Writer's picture: CityGateCityGate

Updated: Aug 7, 2022



The culture of the city was thoroughly anti-Christian. It was marked by the cult of personality and celebrity. The leading figures did all they could to attract followers and their money. The cult of the body beautiful and the sporting image was prominent. How a person looked was critical.


There was a great emphasis on entertainment and novelty. The theatre and the intellectuals were noted more for their cleverness than wisdom. Everyone wanted to be upwardly mobile and to acquire the trappings of success. People thought that life would go on forever and so gave themselves over to the present and the instant.


In such a culture of image and position there was much boasting, much competitiveness, much conflict and squabbling. And in such a culture the church was infiltrated by many of the attitudes and values of the surrounding society so that it ended up aping the culture rather than obeying God. That was the situation of the church in first century Corinth, set in the midst of Romanitas, the Roman civilisation that characterised the expanding city.


For one week of the Spring Gospel in Society session at CityGate we looked at the opening chapters of 1 Corinthians, to discover the pressures on the young church and how Paul addressed their problems. And then we tried to see how what Paul wrote applies in the cultures that surround us and seek to invade our thoughts and values.
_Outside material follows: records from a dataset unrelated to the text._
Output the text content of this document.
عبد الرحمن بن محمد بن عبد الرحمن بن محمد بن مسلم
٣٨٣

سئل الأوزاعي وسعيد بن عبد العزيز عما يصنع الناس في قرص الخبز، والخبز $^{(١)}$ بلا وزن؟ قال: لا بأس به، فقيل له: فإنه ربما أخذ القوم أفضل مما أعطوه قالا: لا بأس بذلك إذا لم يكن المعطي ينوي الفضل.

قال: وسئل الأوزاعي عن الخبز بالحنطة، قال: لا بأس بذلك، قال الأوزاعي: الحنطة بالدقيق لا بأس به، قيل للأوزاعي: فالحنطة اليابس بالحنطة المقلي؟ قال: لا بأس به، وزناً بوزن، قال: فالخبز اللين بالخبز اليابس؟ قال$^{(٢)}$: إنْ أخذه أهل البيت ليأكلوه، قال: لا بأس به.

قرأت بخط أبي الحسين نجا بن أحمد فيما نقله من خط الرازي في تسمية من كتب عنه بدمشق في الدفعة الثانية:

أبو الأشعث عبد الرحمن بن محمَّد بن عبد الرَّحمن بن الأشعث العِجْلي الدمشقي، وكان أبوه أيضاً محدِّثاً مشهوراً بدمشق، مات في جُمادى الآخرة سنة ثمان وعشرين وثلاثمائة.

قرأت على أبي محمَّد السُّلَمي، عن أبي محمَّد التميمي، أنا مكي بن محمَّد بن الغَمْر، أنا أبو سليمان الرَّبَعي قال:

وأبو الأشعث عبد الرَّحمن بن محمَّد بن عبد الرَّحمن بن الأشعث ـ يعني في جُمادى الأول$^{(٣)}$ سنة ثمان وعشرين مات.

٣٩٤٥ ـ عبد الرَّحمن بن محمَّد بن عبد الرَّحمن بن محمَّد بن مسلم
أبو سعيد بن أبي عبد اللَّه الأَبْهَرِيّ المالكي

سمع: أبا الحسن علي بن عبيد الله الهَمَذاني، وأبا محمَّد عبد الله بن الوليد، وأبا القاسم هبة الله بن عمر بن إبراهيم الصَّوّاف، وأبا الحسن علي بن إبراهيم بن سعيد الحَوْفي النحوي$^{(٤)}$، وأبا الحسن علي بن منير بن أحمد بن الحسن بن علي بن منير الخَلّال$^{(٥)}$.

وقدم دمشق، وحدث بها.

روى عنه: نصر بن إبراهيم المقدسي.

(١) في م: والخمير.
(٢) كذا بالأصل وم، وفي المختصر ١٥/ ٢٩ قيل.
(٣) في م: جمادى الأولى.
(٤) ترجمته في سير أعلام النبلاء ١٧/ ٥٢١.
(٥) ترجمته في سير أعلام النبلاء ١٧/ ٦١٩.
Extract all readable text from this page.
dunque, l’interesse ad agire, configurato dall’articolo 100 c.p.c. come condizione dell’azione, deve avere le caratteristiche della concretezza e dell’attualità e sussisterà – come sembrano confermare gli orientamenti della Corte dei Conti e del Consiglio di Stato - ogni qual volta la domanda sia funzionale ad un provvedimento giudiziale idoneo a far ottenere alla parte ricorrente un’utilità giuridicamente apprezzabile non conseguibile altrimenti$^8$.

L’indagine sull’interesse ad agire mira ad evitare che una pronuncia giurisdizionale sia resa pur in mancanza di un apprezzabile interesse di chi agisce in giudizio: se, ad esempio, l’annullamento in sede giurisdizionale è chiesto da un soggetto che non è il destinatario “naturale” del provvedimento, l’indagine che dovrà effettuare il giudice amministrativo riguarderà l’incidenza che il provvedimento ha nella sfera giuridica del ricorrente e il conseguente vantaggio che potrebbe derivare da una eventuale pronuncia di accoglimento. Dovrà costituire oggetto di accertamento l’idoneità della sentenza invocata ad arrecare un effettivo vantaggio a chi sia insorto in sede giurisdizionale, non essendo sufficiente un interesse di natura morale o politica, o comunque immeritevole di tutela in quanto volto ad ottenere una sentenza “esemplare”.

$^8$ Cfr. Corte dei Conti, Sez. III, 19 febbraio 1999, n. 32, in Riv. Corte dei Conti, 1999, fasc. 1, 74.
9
Paul found that the church was in trouble over divisions, over what wisdom and maturity meant, over how to regard ‘leaders’, over human pride and boasting – and much else. The parallels between Romanitas and current cultures are strong and Paul’s emphasis calls us back to true unity in the gospel; to the wisdom based on God’s revelation and centred in the substitutionary death of Christ; to maturity based on a Spirit-given grasp of truth; and to a spirit of serving and trustworthiness in those called to positions of Christian responsibility.
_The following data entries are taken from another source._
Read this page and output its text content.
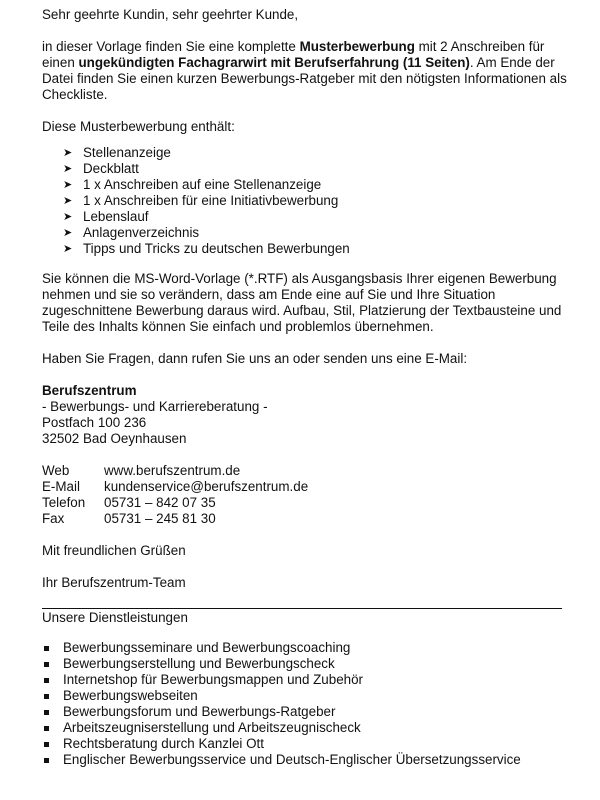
Sehr geehrte Kundin, sehr geehrter Kunde,

in dieser Vorlage finden Sie eine komplette Musterbewerbung mit 2 Anschreiben für einen ungekündigten Fachagrarwirt mit Berufserfahrung (11 Seiten). Am Ende der Datei finden Sie einen kurzen Bewerbungs-Ratgeber mit den nötigsten Informationen als Checkliste.

Diese Musterbewerbung enthält:

➤ Stellenanzeige
➤ Deckblatt
➤ 1 x Anschreiben auf eine Stellenanzeige
➤ 1 x Anschreiben für eine Initiativbewerbung
➤ Lebenslauf
➤ Anlagenverzeichnis
➤ Tipps und Tricks zu deutschen Bewerbungen

Sie können die MS-Word-Vorlage (*.RTF) als Ausgangsbasis Ihrer eigenen Bewerbung nehmen und sie so verändern, dass am Ende eine auf Sie und Ihre Situation zugeschnittene Bewerbung daraus wird. Aufbau, Stil, Platzierung der Textbausteine und Teile des Inhalts können Sie einfach und problemlos übernehmen.

Haben Sie Fragen, dann rufen Sie uns an oder senden uns eine E-Mail:

Berufszentrum

- Bewerbungs- und Karriereberatung -

Postfach 100 236

32502 Bad Oeynhausen

Web	www.berufszentrum.de
E-Mail	kundenservice@berufszentrum.de
Telefon	05731 – 842 07 35
Fax	05731 – 245 81 30

Mit freundlichen Grüßen

Ihr Berufszentrum-Team

Unsere Dienstleistungen

Bewerbungsseminare und Bewerbungscoaching
Bewerbungserstellung und Bewerbungscheck
Internetshop für Bewerbungsmappen und Zubehör
Bewerbungswebseiten
Bewerbungsforum und Bewerbungs-Ratgeber
Arbeitszeugniserstellung und Arbeitszeugnischeck
Rechtsberatung durch Kanzlei Ott
Englischer Bewerbungsservice und Deutsch-Englischer Übersetzungsservice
As he called the church back to its foundations, Paul showed that he understood and could use the concepts and terms current in secular Corinth; when he used them as contact points, he always used them with a contrasting Christian meaning, to show where the gospel differed so radically from the culture.


So the challenge came from 1 Corinthians about where we look for truth and wisdom, for power and reality; about where our faith is based – on human ideas or God’s revelation; about where our salvation is secured – in the death of Jesus for our sins; and what God requires of us – to be trustworthy stewards. The challenge is also to ensure that the gospel influences people, society and the culture – rather than the culture invading and influencing the people of God.